The cuts are mostly around my knuckles. They’ll fade into pale streaks of white, and I’ll tell a different story whenever I’m asked about them. I don’t remember punching in the windows of the Celica, or trying to wrench the wheel from Anton’s grip as he frantically drove us back to town, smashed glass crunching under the pedals. I don’t remember the fuss I made in the parking lot of the hospital, biting and kicking at the hands reaching for me, screaming something about cobblestones. I don’t think they’d lie about it though.

The nurse told my father that amnesia’s a common side effect. She told him that was probably a blessing. I do remember Dad’s face though, completely pale when I woke up the next morning. When I realised my hands were cuffed to the bedrail, I couldn’t meet his gaze.

There’d been so many times he’d sat next to Mum, waiting for her to wake up. I don’t remember if they cuffed her – he’d stopped taking us into the hospital after the third episode, the one where she thought the mosquitoes were whispering in her ear as she smoked at the windowsill. Us girls would have to wait with the neighbours until he came home with his keys clenched in his fist, and the same strained expression he was wearing now.

I didn’t get to say goodbye to Anton. They wouldn’t give me his new address in Brisbane either, though his mum did come around to apologise, my third week in the hospital. My father and I sat in the day room as she told us how sorry she was, how his uncle had lined him up a good job in a factory, how she hoped it might straighten him out.

Her voice broke, and she pressed the back of her hand against her mouth. My dad passed her a tissue from his coat pocket, but his eyes never softened the whole time she was there. I wasn’t sure if he was going to tell her about Mum and let her know it was already in me, in my blood; that it wasn’t Anton’s fault. Dad didn’t say a word though, so neither did I.

There didn’t seem any point in saying that it was me, it was all me, how hard I’d had to push him. How he’d refused to crunch the seeds between his teeth, and promised to look after me, his hand in my hair.

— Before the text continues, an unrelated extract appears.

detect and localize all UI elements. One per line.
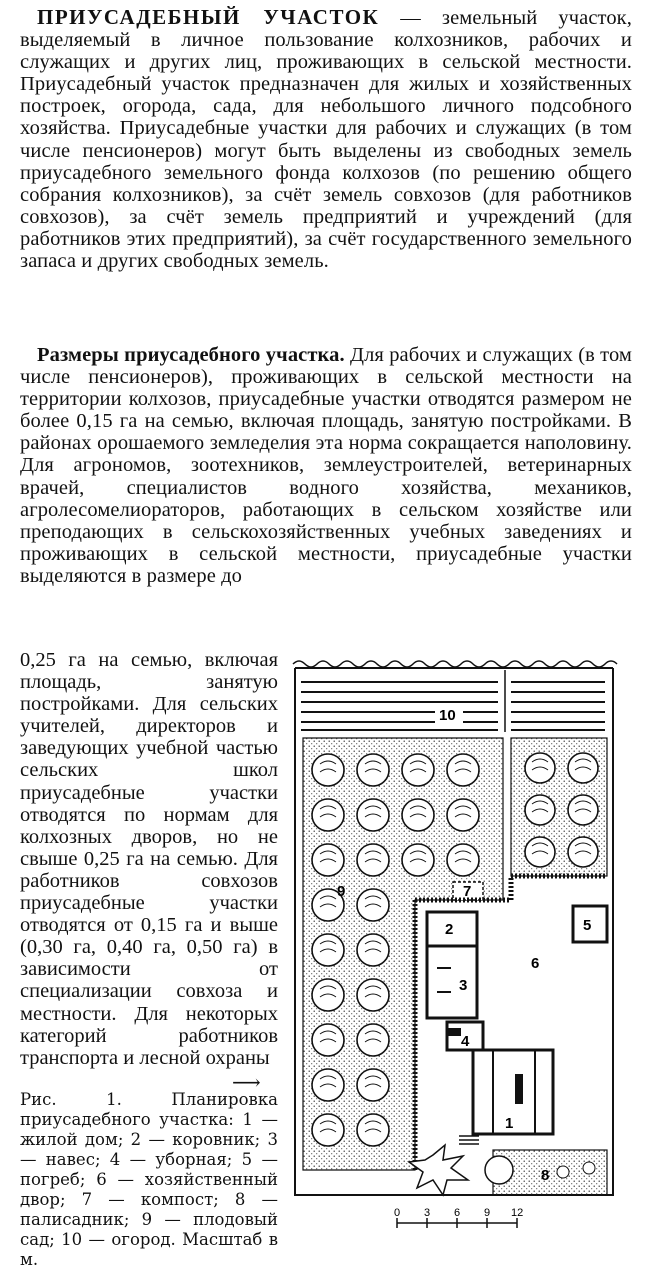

No-one would have believed me, with my wide eyes and quiet words. And I never told them that I was the wolf, my tail flicking between the ghost gums, if only they knew to look.

 

Rijn Collins is an Australian writer with a fondness for red notebooks, black coffee, and stories about circus folk. She’s had over fifty short stories published in anthologies and literary journals, performed at festivals in Melbourne and Chicago, and broadcast on Australian and American radio. She’s currently working on a novel, and trying not to include Elvis in it: so far, so good. More of her work can be found at www.rijncollins.com.
 


Many of my stories arrive in the shape of a first line, though I often have no idea what they mean at the time.  I was on a tram when the beginning of Choukelief fell out of my pen, ‘He spoke Flemish, but that wasn’t the reason.’ I wasn’t yet sure of the language (Russian? Thai? Klingon?) or the reason, but I was so ready to find out.
That one story strand led me to a tiny outback Australian town called Cunnamulla, to red dirt and ghost gums, family fractures and belladonna poisoning. It became a tale of identity and escape, reminding us how sometimes, there is no place far enough to keep us safe. I have wondered since how the story would have turned out had I chosen Klingon, however.